With the 2018 legislative session in full swing, we knew you’d be curious about the policies and politics driving Tallahassee’s agenda. Last month, we conducted a survey to find out which questions mattered the most to you.  We’re happy to announce the poll results are in, along with answers from some of Tallahassee’s top legislative experts:

Will the legislature crack down on texting while driving?

There are bills in both the Senate and the House that would strengthen the current ban on texting, emailing, and instant messaging while driving. The proposed legislation would change the current enforcement of the ban from a secondary to a primary offense as already enacted by most US states. Currently, for a secondary offense, a police officer must have another reason for pulling someone over before giving a citation for texting. By making texting while driving a primary offense, a police officer can pull over drivers solely for sending messages behind the wheel.

Florida is only one of four states that currently charges texting while driving as a secondary offense instead of primary. The House bill has passed through committee and is ready for a floor vote while the Senate version has one more committee stop to go. They still must pass both the full Senate and the House and be signed by the Governor before they become law.

Are budget cuts expected and, if so, what’s on the chopping block?

While it is still unclear where the Florida Legislature will land in regards to the state budget, one thing is certain- this will be the biggest budget in the history of the state. Last week the House and Senate both advanced separate versions of an $87 billion state budget. While the two chambers are not that far apart on the total amount of the budget, they are philosophically opposed about how to pay for education, health-care, environmental programs and affordable housing. At this stage, the budgets reveal less about how the state will spend taxpayer money next year and more about what the House and the Senate are willing to bargain over in the coming weeks.

Q: What about Amendment 1? Will the public be truly educated on the fall out costs to local government if the extra $25,000 homestead exemption goes through?

Florida voters will have the opportunity to vote on Amendment 1, the additional $25,000 homestead exemption, on November 6, 2018. Between now and then, municipal officials all over the state will work to educate their citizens about the negative impacts of this proposed amendment.
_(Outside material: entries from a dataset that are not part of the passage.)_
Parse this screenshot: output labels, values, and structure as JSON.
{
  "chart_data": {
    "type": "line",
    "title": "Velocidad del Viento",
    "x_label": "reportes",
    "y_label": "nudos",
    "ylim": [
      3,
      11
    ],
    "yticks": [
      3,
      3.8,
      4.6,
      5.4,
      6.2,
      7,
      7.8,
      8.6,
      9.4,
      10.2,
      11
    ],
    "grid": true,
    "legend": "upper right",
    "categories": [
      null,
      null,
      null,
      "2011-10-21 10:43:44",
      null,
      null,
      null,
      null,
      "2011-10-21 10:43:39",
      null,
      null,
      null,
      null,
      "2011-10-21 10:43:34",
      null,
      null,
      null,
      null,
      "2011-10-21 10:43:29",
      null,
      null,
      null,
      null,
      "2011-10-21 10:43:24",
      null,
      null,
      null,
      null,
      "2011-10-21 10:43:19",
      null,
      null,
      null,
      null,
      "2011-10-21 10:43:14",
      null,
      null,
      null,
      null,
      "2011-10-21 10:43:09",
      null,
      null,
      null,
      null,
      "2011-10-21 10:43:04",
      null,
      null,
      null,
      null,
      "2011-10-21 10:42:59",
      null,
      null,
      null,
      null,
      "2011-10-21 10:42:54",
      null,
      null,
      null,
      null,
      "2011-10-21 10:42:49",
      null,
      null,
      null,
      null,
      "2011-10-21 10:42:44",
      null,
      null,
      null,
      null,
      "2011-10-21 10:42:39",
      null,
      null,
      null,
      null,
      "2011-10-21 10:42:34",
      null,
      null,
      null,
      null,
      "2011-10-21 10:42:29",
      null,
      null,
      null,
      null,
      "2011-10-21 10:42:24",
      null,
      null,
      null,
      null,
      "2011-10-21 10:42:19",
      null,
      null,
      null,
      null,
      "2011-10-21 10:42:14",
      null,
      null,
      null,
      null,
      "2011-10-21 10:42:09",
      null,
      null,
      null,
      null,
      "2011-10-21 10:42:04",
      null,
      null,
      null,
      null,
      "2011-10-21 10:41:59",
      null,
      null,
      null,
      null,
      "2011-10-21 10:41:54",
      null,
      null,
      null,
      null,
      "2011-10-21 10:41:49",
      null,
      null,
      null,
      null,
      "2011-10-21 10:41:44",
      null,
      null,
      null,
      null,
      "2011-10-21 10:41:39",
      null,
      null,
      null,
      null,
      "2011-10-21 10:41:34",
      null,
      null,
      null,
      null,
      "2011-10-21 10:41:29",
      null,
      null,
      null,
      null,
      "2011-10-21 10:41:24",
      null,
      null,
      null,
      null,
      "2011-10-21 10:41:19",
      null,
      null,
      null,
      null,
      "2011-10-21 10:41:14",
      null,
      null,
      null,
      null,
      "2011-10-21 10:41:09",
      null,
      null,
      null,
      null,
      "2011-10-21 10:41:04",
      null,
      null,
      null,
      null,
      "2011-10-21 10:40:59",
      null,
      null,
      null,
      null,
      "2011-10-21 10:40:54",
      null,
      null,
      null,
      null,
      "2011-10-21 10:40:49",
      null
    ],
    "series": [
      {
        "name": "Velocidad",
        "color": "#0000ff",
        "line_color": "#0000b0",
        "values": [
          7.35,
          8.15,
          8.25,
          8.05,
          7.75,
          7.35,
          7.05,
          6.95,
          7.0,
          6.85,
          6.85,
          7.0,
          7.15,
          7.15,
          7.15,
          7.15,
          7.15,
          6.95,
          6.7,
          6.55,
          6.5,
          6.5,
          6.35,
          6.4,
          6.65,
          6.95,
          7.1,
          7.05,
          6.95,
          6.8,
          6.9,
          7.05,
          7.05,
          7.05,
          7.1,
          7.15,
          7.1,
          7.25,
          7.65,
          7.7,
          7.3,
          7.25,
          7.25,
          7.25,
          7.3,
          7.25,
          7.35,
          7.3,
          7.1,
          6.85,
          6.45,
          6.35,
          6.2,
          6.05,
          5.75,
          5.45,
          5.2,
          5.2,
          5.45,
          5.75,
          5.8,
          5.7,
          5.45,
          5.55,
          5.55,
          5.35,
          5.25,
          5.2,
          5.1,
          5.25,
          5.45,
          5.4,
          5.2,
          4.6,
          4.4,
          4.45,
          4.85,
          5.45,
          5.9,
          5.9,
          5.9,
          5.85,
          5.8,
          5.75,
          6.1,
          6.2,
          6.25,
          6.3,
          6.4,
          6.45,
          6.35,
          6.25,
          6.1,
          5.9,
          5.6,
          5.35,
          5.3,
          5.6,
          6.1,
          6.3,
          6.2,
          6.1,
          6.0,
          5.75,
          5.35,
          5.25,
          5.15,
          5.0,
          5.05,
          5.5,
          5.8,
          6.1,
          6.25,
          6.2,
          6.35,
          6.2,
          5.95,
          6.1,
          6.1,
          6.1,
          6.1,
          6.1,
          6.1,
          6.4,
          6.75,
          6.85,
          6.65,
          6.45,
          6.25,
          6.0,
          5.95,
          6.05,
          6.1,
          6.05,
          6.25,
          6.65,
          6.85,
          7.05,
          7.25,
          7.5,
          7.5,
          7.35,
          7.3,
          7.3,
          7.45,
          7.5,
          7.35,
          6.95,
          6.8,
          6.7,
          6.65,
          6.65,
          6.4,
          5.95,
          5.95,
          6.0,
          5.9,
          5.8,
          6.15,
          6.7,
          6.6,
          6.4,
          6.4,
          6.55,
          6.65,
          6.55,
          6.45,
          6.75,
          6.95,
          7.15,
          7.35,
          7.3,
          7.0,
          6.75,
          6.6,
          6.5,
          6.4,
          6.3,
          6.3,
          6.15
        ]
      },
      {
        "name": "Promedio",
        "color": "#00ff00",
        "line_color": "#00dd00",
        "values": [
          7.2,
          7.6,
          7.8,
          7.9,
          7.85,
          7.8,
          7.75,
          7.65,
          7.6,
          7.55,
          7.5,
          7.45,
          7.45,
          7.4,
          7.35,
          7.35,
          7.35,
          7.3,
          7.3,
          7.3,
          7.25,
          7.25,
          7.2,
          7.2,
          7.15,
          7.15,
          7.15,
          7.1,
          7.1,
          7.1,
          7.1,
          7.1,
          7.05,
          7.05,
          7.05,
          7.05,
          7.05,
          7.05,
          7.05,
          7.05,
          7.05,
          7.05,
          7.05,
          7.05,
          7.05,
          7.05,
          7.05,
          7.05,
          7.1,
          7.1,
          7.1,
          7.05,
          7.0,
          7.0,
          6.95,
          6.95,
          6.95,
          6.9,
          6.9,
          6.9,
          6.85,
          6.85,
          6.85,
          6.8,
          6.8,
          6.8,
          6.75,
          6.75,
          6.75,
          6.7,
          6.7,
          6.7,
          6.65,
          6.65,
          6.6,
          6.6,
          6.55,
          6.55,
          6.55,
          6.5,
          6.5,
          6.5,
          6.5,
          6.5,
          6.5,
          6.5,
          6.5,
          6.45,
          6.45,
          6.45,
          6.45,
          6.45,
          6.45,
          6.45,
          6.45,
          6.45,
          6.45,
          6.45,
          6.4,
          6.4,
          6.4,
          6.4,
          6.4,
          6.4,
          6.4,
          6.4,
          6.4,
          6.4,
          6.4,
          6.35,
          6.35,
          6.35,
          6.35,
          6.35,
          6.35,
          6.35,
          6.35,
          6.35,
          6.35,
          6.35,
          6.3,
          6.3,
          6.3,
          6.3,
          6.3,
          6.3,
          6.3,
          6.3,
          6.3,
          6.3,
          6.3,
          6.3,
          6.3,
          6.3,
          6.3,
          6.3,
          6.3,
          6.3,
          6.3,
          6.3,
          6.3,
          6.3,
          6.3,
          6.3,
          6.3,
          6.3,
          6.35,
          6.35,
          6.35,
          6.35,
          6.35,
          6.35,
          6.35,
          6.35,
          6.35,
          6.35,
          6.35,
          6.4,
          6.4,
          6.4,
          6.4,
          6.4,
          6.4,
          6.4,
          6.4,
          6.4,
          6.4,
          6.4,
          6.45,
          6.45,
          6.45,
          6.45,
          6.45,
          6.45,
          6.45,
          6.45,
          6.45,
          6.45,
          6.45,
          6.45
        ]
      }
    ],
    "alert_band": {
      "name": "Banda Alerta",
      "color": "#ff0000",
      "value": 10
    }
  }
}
Not only will Amendment 1 have a negative fiscal impact on Florida’s local governments, it will make the property tax system less fair with the benefit going only to a handful of homeowners.  Florida’s property tax system is a complicated mess and Amendment 1 makes it more complicated and less fair-shifting a bigger burden onto small business owners, manufacturers and working families.

Will the legislature amend the medical marijuana regulations to allow smoking?

More than 70 percent of Florida voters approved a constitutional amendment legalizing medical marijuana in 2016 and it was subsequently carried out by the Legislature in 2017. The legislative measure authorized patients with certain medical condition to use marijuana for treatment if prescribed by their doctor. Patients can either vape the product, use patches and oils, or consume edibles but it specifically bans the use of smoking. Since being enacted, the amendment’s implementation has caused quite a controversary.In June 2017, a lawsuit was filed in the Leon County Circuit Court by Orlando Attorney, John Morgan, who was a large fiscal contributor to the 2016 ballot initiative. He argues that the smoking ban is inconsistent with the Constitution especially when a doctor deems smoking marijuana as part of their patients’ medical treatment. The lawsuit was heard on January 25, 2018 but the judge has yet to issue a final decision.

In November 2017, Senator Gary Farmer from Fort Lauderdale filed a bill (SB 726) for consideration during the 2018 Legislative Session to remove the smoking ban. However, it has made no appearance during Session and it is not expected to do so. For smoking to be allowed, it would have to either pass the Legislature or be dictated by the courts.